Cinema com Rapadura

OPINIÃO   domingo, 16 de agosto de 2020

#RapaduraRecomenda – O Demolidor (1993): três conchas, dois brucutus e um divertido filme

Longa se tornou memorável não pela ação, mas pelo ótimo uso de humor no contraste entre uma Los Angeles suja e violenta comparada a um futuro estéril e tedioso.

A música “Demolition Man”, da banda The Police, inspirou o roteirista Peter M. Lenkov a criar uma história sobre um policial de Los Angeles (Sylvester Stallone) injustamente condenado pela morte de dezenas de reféns a ser congelado e reanimado no futuro como parte de um programa de reabilitação inovador. Seu nêmesis (Wesley Snipes) sofre o mesmo destino e ambos acordam no século seguinte onde a sociedade é bem diferente (e mais estéril) do que conheciam. O duelo entre os dois brucutus num cenário totalmente avesso à violência é a premissa de “O Demolidor”.

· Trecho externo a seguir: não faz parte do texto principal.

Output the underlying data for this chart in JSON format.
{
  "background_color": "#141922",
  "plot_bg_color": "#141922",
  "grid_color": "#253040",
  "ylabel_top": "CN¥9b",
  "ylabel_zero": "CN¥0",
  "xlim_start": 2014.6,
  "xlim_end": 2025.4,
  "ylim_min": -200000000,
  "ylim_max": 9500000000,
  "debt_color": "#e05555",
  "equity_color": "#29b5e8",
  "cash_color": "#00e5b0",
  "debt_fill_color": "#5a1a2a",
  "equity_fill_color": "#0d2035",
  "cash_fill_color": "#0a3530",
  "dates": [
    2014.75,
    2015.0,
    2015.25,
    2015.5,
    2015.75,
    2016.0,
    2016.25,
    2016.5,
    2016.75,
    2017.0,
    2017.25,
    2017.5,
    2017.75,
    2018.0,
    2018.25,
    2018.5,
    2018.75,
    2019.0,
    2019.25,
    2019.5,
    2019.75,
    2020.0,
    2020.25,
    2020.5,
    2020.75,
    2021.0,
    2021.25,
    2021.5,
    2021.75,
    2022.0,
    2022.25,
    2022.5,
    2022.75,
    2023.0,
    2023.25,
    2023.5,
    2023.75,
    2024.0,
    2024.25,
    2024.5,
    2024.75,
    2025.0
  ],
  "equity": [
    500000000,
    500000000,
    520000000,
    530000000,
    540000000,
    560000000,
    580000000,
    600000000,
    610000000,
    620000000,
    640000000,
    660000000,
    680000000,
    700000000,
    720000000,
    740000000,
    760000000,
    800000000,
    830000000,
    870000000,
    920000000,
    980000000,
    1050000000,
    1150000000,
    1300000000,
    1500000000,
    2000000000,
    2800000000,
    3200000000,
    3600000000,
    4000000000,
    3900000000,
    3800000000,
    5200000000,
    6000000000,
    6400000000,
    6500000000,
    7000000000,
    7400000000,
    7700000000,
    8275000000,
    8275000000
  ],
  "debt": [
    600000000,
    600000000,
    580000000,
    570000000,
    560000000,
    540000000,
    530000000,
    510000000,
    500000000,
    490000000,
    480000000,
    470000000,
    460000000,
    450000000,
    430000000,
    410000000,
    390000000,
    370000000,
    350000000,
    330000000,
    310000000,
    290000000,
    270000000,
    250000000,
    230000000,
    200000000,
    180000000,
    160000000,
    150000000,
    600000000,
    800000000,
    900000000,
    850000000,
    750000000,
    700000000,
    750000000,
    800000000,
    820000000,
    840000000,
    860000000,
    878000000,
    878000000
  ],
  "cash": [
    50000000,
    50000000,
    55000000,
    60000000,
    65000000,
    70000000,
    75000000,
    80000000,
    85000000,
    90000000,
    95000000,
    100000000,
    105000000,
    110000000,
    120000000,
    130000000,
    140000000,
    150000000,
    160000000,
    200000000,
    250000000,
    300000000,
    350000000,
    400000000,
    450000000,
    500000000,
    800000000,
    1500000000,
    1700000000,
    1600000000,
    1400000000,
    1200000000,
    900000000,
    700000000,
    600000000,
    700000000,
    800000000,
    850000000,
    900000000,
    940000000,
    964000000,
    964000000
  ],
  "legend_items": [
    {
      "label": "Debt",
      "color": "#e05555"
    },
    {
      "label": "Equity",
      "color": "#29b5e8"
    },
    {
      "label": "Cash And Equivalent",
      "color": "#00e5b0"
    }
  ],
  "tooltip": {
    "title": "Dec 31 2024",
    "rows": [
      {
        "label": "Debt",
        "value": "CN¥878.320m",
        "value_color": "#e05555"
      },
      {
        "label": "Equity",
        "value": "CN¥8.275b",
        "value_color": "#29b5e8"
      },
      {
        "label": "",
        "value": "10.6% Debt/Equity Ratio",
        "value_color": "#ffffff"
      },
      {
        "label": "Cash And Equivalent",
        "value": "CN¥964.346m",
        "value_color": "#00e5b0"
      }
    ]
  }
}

Lançado em 1993, o longa se tornou alvo de carinho dos fãs que nele enxergam a nostalgia da ação da década com a boa dose de comédia oferecida. Tal fama é justificada. Há várias qualidades que chamam a atenção na criação de mundo. Ele abre numa Los Angeles de 1996, onde o crime e a violência estão sem controle. A cidade é suja e ameaçadora, e é nela onde o espectador é apresentado ao protagonista, John Spartan, e o vilão, Simon Phoenix. Esta sequência serve não só para introduzir a rivalidade entre ambos, como também para mostrar a que o filme veio, tendo Stallone gritando o nome do inimigo enquanto salta de um helicóptero. Ação brega e deliciosa. Há de elogiar também que estas cenas são ótimo contraste com a San Angeles (fusão de San Diego e Los Angeles) do futuro, extremamente asséptica, pastel e agonizantemente calma.

Tal agonia vem do fato de que esse futuro parece ser bom demais para ser verdade. Logo se percebe que a sociedade deste tempo baniu esportes de contato, refeições variadas e até mesmo sexo e palavrões. Há uma leve alusão à figura do Big Brother, já que se alguém pronunciar um xingamento, um alarme é tocado seguido de um aviso de que o indivíduo foi multado (o que rende piadas excelentes). Não é de se impressionar que a força policial deste mundo não tenha a menor capacidade de lidar com um maníaco como Phoenix, que se torna o responsável pelos primeiros assassinatos em anos, forçando o departamento a descongelar o único que pode lidar com ele, Spartan.

O humor é um belo acerto. As reações dos brucutus do passado perante a aparente utopia do futuro rende os melhores momentos do filme. De descobrir que a música se resume a jingles do século anterior, que a única cadeia de restaurantes que existe é Taco Bell e a atemporal piada das três conchas, Stallone entrega uma veia cômica que poucas vezes acertou ao longo da carreira.

Sandra Bullock está no longa como uma entusiasta dos anos 1990, possuindo grande quantidade de souvenirs da época e altamente entediada com a sociedade em que vive. Ela faz a ponte entre Spartan e sua nova realidade, ao mesmo tempo que também entrega ótimas cenas de humor ao tentar soltar frases de efeito de filmes de ação da década que tanto gosta, mas sempre errando uma palavra ou outra que faz o efeito ser contrário. Sua cara plácida quando convida o protagonista para “transar” só faz o humor da cena crescer.

Entretanto, é um filme de ação, sem dúvida, e ela não é de grande destaque. Apesar de competente, o então estreante diretor Marco Brambilla deixa a câmera um pouco perto demais e impedindo maior imersão do espectador na adrenalina do momento. Tal posicionamento é, por vezes, até confuso sobre onde os personagens estão. É necessário dizer, porém, que seu comando do ritmo da trama é conciso e veloz, deixando a narrativa vertiginosamente agradável.

Quanto ao roteiro, se em alguns momentos faz bom uso do contraste oferecido, é simplório demais em outros. Nada de novo no mundo de filmes de ação de brucutus da época, mas jogar a informação de que Spartan possui uma filha e não explorá-la é fazer pouco caso de qualquer tipo de desenvolvimento de personagem. Phoenix é um antagonista extremamente unidimensional que só entretém porque Snipes claramente se diverte com o exagero da vilania do papel, trazendo uma energia que rouba as cenas em que aparece. O mérito vem de saber que tipo de obra pretende ser e nunca usar as discussões propostas de maneira séria, criando um tom que é consistentemente jocoso.

“O Demolidor” é uma típica produção de ação da década de 1990, que acerta ao brincar com seus próprios estereótipos e atores que abraçaram a proposta satírica da obra. Entretanto, o que o torna memorável anos depois não é a oferta de adrenalina, mas de humor bem dosado e contextualizado.